Литмир - Электронная Библиотека

Мы встречались почти каждое утро. Изредка отправлялись в дальние прогулки по лесным тропам. У родителей была дача на седьмом километре по Бодьинскому тракту. По выходным отец с братом пропадали на рыбалке, мама с Зинулей возились на участке, а я усаживал Катьку на детское сиденье, она держалась ручками за руль, устраивала туфельки на подножках, наклонялась вперёд, как заправский гонщик, и мы отправлялись на встречу с Петром.

Однажды, когда мы крутили педали без Катьки, я поделился с Петром мыслями, от которых убегал по утрам. На привале я бросил подстилку, Пётр достал термос с чаем, улёгся и сказал: — Я ничего не могу тебе посоветовать. Попробуй разложить свою проблему на простые части. Я всегда так делаю, иногда помогает.

— Что ж тут раскладывать? Семья и работа.

— Отлично, — подхватил Пётр, — работа — это работа, а семья — жена и дети. Три точки опоры. Одна у тебя есть. Так? Теперь работа. Мне нужен конструктор. Виктор Григорьевич возражать не станет. Работа, на мой взгляд, интересная и вполне самостоятельная.

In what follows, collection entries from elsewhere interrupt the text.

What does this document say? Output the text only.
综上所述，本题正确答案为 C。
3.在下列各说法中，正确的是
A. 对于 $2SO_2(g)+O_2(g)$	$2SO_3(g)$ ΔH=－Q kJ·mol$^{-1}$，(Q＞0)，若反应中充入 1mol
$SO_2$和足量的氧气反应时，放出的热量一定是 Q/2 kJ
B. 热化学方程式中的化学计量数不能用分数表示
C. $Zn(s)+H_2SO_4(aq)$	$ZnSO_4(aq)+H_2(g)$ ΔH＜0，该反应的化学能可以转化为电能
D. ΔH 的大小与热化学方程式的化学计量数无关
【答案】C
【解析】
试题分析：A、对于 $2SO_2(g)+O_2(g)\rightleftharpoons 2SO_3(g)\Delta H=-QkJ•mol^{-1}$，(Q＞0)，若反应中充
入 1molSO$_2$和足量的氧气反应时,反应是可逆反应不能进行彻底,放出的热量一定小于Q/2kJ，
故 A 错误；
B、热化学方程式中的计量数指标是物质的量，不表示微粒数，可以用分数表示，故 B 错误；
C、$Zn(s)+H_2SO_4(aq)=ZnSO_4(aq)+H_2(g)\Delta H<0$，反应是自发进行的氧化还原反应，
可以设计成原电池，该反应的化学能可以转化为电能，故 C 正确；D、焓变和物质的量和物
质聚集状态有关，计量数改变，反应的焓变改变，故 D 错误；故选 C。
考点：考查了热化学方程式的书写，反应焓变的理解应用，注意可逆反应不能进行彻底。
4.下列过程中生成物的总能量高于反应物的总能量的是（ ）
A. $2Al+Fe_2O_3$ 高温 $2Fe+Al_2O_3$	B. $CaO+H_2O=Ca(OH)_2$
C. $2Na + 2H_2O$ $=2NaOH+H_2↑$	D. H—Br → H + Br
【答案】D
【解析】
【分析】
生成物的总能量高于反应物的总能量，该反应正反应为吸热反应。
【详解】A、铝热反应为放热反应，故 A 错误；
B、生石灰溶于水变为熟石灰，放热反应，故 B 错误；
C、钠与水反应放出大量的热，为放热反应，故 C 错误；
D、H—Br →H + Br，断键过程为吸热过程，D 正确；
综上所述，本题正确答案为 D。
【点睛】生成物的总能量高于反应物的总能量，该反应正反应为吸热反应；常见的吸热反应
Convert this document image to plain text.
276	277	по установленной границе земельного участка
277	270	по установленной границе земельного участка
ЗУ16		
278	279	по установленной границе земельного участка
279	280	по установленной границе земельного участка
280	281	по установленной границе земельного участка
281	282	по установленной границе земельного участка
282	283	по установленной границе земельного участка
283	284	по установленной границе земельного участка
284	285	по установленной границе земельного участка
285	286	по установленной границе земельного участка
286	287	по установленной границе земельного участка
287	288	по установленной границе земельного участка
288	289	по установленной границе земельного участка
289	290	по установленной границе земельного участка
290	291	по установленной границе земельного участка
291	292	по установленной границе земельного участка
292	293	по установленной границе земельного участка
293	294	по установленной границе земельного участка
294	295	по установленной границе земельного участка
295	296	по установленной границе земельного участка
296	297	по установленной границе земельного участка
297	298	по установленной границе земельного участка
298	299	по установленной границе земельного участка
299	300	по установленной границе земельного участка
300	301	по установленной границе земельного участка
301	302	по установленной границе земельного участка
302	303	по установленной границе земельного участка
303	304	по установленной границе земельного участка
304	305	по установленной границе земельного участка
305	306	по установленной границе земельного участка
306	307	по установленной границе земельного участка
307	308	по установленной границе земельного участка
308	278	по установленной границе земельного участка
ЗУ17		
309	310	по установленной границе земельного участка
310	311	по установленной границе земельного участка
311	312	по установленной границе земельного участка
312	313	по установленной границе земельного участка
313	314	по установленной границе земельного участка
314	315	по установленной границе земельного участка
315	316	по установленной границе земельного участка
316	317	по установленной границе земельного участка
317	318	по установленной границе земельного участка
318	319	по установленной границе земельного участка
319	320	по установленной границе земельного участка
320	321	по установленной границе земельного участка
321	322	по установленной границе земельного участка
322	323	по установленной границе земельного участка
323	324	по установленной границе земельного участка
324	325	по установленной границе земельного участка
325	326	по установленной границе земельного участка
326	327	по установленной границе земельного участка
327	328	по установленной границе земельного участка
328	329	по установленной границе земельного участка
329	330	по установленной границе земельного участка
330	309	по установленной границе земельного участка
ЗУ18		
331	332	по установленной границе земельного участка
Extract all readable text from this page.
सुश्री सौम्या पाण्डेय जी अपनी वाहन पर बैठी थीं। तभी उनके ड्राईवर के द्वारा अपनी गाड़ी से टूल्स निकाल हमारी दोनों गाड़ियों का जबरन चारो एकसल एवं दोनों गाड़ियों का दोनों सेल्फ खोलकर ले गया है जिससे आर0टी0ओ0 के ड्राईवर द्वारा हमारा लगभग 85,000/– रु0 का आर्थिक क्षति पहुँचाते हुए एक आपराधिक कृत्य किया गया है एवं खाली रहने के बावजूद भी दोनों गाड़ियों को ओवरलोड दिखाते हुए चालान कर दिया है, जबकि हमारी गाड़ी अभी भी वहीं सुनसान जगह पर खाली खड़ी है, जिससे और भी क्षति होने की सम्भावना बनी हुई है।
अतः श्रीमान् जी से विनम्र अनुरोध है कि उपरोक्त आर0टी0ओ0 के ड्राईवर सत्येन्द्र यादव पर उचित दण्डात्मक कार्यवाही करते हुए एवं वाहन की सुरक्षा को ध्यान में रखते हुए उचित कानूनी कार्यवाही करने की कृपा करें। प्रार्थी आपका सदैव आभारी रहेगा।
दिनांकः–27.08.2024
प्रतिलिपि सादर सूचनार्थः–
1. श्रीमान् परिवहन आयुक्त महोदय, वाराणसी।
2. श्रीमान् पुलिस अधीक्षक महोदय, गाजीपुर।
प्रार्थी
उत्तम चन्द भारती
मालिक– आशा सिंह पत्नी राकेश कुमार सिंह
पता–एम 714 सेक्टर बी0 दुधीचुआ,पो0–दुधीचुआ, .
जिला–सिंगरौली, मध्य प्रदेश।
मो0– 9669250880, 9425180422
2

Я ничего не ответил на это предложение. Отхлебнул чаю и спросил:

— А третья точка?

Пётр лёг на спину. Смотрел на облака, жевал стебелёк. Я последовал его примеру. Так мы лежали голова к голове, раскинув руки. Потом Пётр сказал: — «Оставит человек отца своего и мать свою, и прилепится к жене своей; и будут одна плоть». Дальше думай сам.

Бунт на корабле подняла Катька. — Не хочу быть Катькой, — заявила она Зинуле и маме, — я вам не кошка и не собачка какая-то.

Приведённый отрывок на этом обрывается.